Motivation
I have a prior on a random variable $X\sim \beta(\alpha,\beta)$ but I need to transform the variable to $Y=\frac{X}{1-X}$, for use in an analysis and I would like to know the distribution of $Y$.
Wikipedia states:
if $X\sim\beta(\alpha,\beta)$ then $\frac{X}{1-X} \sim\beta^\prime(\alpha,\beta)$
Thus, the distribution is $Y\sim\beta^\prime(\alpha,\beta)$. The software that I am using, JAGS, does not support the $\beta^\prime$ distribution. So I would like to find an equivalent of a distribution that is supported by JAGS, such as the $F$ or $\beta$.

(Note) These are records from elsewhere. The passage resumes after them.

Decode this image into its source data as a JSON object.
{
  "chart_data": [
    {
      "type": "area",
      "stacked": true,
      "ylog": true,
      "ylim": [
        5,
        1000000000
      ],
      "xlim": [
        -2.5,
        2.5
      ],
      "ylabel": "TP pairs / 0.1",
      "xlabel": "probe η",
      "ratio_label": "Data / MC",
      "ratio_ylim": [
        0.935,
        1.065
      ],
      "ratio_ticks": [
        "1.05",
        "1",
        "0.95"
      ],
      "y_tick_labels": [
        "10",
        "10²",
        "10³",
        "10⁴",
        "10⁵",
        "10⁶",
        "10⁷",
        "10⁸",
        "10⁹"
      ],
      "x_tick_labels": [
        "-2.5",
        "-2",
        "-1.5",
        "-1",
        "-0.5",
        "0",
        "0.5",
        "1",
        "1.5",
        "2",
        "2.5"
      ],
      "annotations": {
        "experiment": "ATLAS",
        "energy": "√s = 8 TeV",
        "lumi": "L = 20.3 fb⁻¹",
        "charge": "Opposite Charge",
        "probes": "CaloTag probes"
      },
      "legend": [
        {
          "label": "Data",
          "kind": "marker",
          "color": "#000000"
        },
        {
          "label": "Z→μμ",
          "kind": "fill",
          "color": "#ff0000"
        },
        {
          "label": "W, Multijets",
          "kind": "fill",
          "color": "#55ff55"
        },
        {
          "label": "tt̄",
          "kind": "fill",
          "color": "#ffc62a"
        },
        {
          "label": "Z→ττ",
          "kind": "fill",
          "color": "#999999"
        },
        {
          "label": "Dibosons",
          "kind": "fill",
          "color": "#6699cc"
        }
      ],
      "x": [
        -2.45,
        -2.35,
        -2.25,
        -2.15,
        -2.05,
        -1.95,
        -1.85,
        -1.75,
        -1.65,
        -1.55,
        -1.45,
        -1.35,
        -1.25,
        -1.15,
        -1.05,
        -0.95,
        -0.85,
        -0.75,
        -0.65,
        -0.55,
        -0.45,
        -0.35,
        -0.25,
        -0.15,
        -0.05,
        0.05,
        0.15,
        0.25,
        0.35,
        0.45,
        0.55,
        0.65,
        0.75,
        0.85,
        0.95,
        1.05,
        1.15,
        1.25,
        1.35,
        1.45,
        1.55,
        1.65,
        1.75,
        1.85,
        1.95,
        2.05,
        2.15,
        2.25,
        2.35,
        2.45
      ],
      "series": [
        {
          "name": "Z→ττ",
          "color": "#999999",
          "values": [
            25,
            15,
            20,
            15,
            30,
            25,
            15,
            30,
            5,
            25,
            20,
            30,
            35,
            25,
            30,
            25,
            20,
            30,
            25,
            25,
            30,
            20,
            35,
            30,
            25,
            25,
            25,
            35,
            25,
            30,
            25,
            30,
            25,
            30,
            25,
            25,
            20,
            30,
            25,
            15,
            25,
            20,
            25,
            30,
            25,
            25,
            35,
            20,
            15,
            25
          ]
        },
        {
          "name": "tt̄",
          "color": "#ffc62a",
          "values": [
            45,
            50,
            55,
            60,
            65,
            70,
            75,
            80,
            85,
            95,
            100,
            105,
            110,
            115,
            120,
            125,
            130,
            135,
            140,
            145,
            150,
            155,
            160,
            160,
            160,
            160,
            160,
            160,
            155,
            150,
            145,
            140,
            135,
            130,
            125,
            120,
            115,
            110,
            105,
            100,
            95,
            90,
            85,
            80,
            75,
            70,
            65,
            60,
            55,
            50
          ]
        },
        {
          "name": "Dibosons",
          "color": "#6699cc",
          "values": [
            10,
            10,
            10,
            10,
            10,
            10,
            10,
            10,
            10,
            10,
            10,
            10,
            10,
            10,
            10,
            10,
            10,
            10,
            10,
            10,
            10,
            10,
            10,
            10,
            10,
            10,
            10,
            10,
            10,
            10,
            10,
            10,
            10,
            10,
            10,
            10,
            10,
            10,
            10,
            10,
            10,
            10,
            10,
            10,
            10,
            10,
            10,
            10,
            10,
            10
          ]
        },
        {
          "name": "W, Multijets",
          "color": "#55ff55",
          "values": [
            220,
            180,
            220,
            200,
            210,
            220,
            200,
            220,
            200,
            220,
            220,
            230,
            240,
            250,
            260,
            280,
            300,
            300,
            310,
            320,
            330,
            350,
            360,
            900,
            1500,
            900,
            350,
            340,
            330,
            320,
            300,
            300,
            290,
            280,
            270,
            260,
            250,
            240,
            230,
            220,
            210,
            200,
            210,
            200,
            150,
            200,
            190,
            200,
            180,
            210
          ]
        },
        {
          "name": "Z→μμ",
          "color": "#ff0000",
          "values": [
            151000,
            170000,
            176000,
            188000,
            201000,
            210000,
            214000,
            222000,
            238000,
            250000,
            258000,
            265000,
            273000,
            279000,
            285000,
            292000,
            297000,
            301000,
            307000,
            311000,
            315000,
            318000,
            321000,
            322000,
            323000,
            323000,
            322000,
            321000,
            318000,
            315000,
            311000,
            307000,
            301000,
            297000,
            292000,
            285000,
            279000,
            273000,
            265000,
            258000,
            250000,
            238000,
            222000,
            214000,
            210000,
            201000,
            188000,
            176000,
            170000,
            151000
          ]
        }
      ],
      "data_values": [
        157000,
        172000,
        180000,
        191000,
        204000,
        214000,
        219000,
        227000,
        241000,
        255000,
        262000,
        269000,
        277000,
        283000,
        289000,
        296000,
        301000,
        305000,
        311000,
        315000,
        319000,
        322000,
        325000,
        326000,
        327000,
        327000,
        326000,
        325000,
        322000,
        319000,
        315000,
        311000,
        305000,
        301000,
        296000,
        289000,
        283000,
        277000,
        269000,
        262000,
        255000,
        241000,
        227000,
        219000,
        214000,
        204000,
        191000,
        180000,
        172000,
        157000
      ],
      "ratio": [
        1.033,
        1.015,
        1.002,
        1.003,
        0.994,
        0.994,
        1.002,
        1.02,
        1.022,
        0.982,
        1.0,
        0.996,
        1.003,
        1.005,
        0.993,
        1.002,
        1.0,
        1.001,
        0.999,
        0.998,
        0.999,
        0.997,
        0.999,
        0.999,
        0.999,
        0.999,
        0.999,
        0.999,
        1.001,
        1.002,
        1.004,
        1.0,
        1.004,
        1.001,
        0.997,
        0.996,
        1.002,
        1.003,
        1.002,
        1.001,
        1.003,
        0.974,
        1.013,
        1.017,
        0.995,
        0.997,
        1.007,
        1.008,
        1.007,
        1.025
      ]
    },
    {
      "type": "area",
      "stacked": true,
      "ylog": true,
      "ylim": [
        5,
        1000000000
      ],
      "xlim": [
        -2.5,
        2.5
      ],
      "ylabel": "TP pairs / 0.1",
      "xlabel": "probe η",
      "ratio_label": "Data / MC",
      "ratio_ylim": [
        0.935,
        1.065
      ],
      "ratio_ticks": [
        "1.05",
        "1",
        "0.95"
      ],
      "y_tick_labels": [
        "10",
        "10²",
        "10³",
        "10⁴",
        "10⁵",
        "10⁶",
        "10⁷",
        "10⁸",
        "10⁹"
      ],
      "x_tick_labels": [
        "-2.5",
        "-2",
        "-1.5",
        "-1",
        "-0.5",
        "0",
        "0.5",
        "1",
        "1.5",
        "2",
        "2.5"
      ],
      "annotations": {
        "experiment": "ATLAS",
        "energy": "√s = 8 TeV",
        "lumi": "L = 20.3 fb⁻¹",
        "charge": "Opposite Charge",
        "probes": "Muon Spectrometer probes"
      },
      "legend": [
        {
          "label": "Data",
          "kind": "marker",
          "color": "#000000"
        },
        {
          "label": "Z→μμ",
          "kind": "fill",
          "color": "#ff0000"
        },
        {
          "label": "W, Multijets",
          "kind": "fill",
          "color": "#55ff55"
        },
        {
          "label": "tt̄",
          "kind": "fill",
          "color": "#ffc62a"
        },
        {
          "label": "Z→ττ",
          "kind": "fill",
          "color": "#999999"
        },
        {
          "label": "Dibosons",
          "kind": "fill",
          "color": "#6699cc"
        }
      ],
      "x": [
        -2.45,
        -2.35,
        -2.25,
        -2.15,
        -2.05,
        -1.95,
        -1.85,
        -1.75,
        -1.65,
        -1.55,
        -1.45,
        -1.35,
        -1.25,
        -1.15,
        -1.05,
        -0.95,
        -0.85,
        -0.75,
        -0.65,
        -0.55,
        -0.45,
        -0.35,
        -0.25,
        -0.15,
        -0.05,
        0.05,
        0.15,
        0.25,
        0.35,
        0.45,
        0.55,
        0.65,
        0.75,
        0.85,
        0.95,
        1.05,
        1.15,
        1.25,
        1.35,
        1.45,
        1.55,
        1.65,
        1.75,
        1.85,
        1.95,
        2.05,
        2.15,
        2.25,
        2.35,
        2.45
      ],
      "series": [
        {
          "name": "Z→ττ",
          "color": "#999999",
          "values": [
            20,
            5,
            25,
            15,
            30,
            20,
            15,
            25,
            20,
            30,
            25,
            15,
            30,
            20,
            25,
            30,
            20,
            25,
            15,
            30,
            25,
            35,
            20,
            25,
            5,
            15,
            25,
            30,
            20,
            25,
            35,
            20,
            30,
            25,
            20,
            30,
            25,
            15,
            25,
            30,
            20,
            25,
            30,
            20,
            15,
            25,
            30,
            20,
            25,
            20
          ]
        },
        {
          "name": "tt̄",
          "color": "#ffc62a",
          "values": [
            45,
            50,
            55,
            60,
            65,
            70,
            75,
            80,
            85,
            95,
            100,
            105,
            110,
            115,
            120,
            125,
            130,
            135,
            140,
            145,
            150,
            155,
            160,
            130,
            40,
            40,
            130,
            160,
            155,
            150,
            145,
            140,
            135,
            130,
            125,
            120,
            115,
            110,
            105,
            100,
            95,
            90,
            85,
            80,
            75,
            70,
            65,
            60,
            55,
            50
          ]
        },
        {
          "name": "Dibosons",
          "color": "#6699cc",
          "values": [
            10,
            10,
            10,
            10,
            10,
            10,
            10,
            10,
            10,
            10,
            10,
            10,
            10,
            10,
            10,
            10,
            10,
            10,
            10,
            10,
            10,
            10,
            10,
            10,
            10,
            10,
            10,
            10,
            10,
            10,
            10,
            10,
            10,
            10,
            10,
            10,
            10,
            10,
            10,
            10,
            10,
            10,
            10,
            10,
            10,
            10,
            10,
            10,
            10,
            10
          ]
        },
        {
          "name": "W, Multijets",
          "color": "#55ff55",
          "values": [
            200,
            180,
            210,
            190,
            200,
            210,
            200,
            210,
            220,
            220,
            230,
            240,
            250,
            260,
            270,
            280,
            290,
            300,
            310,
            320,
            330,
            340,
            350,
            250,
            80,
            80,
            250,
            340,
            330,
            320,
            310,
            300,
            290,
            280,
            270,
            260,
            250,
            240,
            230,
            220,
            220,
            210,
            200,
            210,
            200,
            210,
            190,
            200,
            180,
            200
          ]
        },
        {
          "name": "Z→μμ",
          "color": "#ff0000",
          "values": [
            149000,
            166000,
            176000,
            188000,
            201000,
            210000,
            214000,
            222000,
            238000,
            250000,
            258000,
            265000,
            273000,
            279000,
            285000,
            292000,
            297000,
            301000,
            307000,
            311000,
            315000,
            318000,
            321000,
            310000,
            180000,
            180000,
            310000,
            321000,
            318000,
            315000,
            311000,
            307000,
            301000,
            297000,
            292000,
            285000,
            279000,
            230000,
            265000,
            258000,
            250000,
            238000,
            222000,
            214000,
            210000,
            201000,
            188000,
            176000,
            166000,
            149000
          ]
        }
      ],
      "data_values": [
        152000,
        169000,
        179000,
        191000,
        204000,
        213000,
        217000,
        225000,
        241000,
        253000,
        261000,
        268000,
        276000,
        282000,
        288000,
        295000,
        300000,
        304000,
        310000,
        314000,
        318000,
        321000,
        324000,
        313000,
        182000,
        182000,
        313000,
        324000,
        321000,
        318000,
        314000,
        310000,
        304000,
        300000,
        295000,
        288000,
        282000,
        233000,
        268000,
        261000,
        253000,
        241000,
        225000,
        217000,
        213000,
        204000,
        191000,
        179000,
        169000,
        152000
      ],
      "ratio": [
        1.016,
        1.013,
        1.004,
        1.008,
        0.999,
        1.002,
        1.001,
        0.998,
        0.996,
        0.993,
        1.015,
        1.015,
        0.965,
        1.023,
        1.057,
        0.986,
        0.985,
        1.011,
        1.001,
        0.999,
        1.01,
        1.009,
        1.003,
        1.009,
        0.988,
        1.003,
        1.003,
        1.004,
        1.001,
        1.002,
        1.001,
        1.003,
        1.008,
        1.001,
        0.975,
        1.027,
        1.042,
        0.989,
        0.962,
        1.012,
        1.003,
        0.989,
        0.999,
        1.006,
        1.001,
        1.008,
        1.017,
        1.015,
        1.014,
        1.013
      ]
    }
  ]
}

In addition to the above relationship between the $\beta$ and $\beta^\prime$,
Wikipedia states:
if $X\sim\beta^\prime(\alpha,\beta)$ then $\frac{X\beta}{\alpha}\sim F(2\alpha, 2\beta)$
Unfortunately, neither of these statements are referenced.
Questions
1) Can I find $c$, $d$ for $Y\sim\beta^\prime(\alpha,\beta)$ where $Y\sim\beta(c,d)$
2) Are these transformations correct? If so, are there limitations to using them, or a reason to use one versus the other (I presume $\beta$ is a more direct transformation, but why)?
- 3) Where can I find such a proof or how would one demonstrate the validity of these relatively simple transformations?